A pesar de lo sombrío de los números las nuevas generaciones de consumidores dicen que utilizan productos de marca porque los ayuda a construir y comunicar su identidad a los demás -lo cual es una buena noticia para los que estamos detrás de las estrategias
de branding- pero inmediatamente después manifiestan dos preocupaciones, por un lado pretenden que las organizaciones a las que apoyan con sus compras asuman valores más comprometidos con la realidad social y ambiental que se vive, y en segundo lugar demandan una relación más personal, algo que algunas consultoras han dado en llamar principio de reciprocidad2. Esta reciprocidad tiene como núcleo conceptual el hecho de poder recibir atención personalizada, querer ser escuchado,
atendido y tomado en cuenta, y en algunos casos ser partícipe activo del mundo de la marca.

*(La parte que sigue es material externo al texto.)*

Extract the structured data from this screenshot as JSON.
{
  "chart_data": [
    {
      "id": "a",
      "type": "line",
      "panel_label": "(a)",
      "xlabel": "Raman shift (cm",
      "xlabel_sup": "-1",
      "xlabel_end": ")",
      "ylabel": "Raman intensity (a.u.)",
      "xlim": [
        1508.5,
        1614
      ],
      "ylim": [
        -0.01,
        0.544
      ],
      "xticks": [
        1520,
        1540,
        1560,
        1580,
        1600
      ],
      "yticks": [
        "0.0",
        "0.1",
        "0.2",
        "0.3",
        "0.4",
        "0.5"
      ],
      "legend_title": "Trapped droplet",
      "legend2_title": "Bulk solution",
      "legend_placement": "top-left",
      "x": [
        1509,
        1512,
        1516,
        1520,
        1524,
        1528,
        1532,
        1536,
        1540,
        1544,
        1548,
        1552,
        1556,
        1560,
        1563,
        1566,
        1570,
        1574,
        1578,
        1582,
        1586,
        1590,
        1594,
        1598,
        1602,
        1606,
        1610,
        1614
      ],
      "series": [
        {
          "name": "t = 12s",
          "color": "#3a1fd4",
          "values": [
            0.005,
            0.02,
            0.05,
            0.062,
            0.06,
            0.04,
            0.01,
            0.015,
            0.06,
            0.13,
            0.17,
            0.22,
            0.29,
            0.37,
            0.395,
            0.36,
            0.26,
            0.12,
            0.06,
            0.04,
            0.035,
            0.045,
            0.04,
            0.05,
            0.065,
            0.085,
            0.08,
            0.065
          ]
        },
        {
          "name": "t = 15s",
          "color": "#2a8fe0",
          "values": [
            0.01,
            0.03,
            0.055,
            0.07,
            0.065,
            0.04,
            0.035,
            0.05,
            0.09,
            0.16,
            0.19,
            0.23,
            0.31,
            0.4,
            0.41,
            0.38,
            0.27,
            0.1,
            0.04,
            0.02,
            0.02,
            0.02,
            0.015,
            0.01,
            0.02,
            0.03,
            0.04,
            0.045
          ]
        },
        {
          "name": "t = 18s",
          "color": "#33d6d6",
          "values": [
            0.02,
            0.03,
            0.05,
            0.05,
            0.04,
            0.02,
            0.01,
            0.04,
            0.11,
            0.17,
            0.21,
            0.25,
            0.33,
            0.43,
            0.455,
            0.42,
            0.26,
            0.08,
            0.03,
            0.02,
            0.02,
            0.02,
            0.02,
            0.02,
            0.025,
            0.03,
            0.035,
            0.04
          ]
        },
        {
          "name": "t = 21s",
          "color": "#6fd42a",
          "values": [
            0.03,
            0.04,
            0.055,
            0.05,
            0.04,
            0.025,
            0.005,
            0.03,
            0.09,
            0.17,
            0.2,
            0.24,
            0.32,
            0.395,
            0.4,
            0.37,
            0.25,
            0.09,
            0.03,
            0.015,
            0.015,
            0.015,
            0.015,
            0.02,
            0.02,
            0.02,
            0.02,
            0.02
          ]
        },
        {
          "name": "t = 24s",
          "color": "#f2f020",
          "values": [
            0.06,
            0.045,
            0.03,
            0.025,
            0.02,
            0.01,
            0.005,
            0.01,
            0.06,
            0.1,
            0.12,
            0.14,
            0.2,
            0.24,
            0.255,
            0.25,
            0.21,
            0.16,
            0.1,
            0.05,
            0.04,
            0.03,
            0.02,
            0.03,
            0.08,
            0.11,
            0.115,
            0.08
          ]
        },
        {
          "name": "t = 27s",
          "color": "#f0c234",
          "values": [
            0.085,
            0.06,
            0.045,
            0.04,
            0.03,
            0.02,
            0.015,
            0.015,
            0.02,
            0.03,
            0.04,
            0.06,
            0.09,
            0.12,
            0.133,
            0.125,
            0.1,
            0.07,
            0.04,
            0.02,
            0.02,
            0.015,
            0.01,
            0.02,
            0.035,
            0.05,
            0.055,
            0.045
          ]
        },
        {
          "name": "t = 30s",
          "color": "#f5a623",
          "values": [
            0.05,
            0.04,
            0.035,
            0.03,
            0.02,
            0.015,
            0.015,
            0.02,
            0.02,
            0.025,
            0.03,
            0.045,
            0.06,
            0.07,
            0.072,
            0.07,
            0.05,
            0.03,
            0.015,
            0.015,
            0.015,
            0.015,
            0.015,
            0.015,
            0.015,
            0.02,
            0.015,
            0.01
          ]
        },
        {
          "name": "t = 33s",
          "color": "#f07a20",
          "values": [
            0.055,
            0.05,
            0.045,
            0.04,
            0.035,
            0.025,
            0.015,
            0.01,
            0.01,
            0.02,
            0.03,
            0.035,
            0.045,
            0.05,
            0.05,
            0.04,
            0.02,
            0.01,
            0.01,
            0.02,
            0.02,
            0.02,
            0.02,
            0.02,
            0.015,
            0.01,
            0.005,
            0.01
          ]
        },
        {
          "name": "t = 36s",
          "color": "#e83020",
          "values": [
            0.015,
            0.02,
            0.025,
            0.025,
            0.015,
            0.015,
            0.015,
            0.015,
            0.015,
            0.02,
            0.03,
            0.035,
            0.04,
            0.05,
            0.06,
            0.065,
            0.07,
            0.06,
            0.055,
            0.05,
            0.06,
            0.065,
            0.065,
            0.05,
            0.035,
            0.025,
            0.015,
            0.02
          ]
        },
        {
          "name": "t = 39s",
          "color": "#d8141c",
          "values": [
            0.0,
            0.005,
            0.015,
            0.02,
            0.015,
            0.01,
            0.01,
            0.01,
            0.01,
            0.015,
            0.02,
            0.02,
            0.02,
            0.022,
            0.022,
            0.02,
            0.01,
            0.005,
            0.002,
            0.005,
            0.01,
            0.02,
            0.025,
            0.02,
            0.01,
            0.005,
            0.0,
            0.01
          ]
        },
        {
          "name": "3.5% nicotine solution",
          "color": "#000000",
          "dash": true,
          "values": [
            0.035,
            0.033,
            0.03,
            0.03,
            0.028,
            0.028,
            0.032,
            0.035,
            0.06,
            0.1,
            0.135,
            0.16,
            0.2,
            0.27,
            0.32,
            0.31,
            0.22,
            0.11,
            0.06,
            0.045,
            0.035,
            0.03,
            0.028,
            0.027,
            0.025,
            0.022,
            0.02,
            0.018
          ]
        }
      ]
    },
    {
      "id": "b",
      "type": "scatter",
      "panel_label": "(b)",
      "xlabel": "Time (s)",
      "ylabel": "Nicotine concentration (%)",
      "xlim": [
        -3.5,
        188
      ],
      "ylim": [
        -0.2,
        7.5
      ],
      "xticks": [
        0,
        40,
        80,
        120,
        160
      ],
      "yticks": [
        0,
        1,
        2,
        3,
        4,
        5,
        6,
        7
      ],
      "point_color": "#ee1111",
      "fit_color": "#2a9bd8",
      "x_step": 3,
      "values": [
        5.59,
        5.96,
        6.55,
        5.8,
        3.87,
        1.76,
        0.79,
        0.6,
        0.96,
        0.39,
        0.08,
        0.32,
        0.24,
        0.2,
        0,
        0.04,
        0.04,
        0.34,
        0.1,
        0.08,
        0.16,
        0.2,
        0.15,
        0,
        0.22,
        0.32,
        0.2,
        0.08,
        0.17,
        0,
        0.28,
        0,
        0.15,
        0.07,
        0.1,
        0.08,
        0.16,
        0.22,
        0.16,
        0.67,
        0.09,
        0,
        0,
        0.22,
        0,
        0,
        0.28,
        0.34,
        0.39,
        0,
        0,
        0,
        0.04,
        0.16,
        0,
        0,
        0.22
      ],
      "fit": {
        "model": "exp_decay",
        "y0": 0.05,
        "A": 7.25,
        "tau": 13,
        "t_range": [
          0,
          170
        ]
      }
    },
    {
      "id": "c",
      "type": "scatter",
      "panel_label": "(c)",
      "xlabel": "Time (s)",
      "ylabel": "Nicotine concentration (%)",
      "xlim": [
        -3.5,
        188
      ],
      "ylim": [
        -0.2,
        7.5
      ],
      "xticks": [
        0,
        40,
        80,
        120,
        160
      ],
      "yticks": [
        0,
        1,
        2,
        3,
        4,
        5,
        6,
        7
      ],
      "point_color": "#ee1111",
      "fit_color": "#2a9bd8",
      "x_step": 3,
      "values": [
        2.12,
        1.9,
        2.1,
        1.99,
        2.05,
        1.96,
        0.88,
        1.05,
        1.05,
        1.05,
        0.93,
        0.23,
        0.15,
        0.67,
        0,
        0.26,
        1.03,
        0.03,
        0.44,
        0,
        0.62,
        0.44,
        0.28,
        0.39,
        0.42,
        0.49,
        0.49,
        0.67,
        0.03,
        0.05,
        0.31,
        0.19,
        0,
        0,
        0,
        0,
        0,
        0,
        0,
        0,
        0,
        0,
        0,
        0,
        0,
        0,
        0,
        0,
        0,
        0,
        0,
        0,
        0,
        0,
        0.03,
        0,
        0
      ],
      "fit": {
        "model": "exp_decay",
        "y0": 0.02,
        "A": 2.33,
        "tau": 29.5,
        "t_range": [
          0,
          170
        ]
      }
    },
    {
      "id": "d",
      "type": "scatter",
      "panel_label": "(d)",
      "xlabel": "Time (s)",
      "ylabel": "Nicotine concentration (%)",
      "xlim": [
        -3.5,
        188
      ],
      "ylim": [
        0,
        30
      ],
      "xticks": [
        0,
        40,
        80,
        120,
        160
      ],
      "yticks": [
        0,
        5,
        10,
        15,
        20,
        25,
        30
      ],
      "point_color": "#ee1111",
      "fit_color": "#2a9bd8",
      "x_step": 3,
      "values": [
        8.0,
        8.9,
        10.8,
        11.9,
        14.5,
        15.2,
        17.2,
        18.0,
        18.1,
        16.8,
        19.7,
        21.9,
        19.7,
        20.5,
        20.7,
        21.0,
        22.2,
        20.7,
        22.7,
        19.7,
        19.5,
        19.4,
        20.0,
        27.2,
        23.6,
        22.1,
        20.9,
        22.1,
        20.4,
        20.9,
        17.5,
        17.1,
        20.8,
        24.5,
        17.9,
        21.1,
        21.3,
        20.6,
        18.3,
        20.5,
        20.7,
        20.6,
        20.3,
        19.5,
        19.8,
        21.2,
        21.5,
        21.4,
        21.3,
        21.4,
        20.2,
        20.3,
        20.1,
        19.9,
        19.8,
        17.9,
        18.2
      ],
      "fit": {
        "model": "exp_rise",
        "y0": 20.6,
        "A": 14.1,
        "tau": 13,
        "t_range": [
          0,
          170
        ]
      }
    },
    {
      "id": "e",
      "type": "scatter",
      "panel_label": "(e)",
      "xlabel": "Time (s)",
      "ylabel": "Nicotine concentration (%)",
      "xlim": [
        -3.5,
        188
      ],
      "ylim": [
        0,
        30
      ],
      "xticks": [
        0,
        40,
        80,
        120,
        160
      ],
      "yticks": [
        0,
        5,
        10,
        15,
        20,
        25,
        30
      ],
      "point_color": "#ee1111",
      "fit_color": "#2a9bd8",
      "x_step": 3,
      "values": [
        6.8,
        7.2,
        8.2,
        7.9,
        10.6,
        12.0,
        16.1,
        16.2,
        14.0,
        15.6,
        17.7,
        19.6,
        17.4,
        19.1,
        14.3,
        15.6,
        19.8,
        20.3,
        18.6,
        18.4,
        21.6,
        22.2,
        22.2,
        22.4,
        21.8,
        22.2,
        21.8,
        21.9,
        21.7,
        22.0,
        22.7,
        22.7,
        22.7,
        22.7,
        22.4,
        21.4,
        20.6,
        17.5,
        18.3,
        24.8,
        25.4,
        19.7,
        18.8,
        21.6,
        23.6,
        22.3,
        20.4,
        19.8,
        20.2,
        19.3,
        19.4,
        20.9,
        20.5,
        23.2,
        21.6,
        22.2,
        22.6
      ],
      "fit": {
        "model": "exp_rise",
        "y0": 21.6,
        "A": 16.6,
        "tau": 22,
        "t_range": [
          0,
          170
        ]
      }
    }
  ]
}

Es en este último punto donde la mayoría de las marcas están fracasando. Más acostumbrados a conducir una dinámica de comunicación «punto a masa», esta nueva situación no resulta nada cómoda porque ideológicamente parten del supuesto de que «el consumidor está allá y nosotros acá”. Pero la realidad es que la dinámica de encuentro con los consumidores ha cambiado totalmente y no hay forma de obtener los mismos réditos siguiendo las antiguas fórmulas.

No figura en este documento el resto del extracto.